И он ответил по слогам:
— Смер-тель-но.
По деревянной обледенелой лестнице они спустились в овраг, вдоль которого вилась Госпитальная. Что-то завороженное было в заборах, терпеливо согнувшихся под тяжестью снега, в ослепительных сосульках, свисавших с кривых желобов, в домах, как будто утонувших в тишине, в белизне. Карновские жили в одном из них, приглядистее других, но с крыльцом без перил.
Девочка лет пятнадцати, в форменном платье епархиалки, открыла дверь, сделала книксен и сказала чуть слышным голосом:
— Здравствуйте.
— Сестра Катя, — сказал Карновский.
Они разделись в прихожей. Другая, постарше, показалась в дверях и тоже сделала
— Здравствуйте.
— Сестра Нина, — сказал Карновский.
Девочки постояли. Видно было, что у них захватило дух.

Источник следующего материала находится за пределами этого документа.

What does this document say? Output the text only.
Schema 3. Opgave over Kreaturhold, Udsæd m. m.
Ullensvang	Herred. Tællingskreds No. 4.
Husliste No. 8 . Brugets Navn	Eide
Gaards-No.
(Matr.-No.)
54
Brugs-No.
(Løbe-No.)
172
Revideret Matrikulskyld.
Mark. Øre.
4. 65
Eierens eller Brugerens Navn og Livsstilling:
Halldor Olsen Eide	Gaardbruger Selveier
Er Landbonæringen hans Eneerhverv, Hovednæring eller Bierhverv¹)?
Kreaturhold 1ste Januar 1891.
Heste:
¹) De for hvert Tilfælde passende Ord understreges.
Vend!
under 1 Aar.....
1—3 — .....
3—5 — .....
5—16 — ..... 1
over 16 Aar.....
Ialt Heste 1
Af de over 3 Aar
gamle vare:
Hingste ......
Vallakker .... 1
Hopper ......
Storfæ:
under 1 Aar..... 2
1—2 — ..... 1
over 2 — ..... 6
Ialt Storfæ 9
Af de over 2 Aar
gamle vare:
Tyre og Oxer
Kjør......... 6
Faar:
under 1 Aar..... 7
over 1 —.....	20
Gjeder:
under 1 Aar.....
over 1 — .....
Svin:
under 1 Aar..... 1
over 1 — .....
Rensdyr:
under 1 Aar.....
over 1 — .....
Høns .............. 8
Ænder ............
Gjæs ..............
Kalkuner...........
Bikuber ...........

Потом, когда Лиза и Карновский сидели в комнате, которая была, очевидно, и столовой, и спальней — у стены стояла железная кровать, — вошел и что-то пробормотал басом лохматый, похожий на Карновского гимназист в форменной рубашке и высоких солдатских сапогах.
— Брат Федя.
Гимназист ушел, и сразу же пришла, сухо поздоровалась и стала накрывать на стол Анна Игнатьевна — крупная, с грубыми руками, в очках, с твердым лицом. На ней было длинное желто-зеленое платье в полоску, с широкими, отороченными стеклярусом рукавами, и бело-черные, плетенные в клетку, ботинки. Потом, за обедом, Лиза подумала, что Анна Игнатьевна ненавидит ее уже за то, что ради нее пришлось надеть эти платье и ботинки, пролежавшие, должно быть, лет десять в комоде.
Лиза рассказывала Карновскому о щукинской галерее, он слушал с тем веселым вниманием, которое она любила и которым он всегда отзывался на все, что было для нее интересно. Но когда пришла мать, в их разговоре появился оттенок напряжения.
К столу долго не звали, и он стал показывать Лизе квартиру. Она удивилась: в комнате девочек на столе лежали скроенные кальсоны. Девочки молчали, потупясь, с потрясенными лицами, и Карновский объяснил, что это их доля в подарках, которые казанская епархия посылает на фронт.
Он жил в смежной комнате, с братом, который вскочил с кровати, когда они вошли. Над письменным столом висела литография врубелевского «Пана». «Твой подарок», — ласково сказал Лизе Карновский. Он снова был насторожен, но теперь по-другому. «Боится, что мне не понравится здесь», — с нежностью подумала Лиза.
Пришел, запыхавшись, Лавров и принес вино.
— Самодельное, но не ханжа! — с торжеством объявил он.
Позвали к столу.
На этом вине, которое Анна Игнатьевна едва пригубила, когда Лавров в шутливо-высокопарных выражениях предложил выпить за Лизу, на его же болтовне, которую слушали, преодолевая желание, владевшее, по-видимому, всеми — встать и уйти, — и прошел этот тягостный, бесконечный обед. Вино было плохое, но, действительно, не ханжа.
— Милые мои, на ханжу у меня не хватило бы финансов!
Ханжа стоила от шести до десяти рублей шкалик, коньяк — тридцать рублей бутылка.
И Лавров заговорил о дороговизне, потом о призыве ратников второго разряда, потом о военнопленных — земство требует военнопленных для работы в деревне, а город согласился отдать только девятьсот человек.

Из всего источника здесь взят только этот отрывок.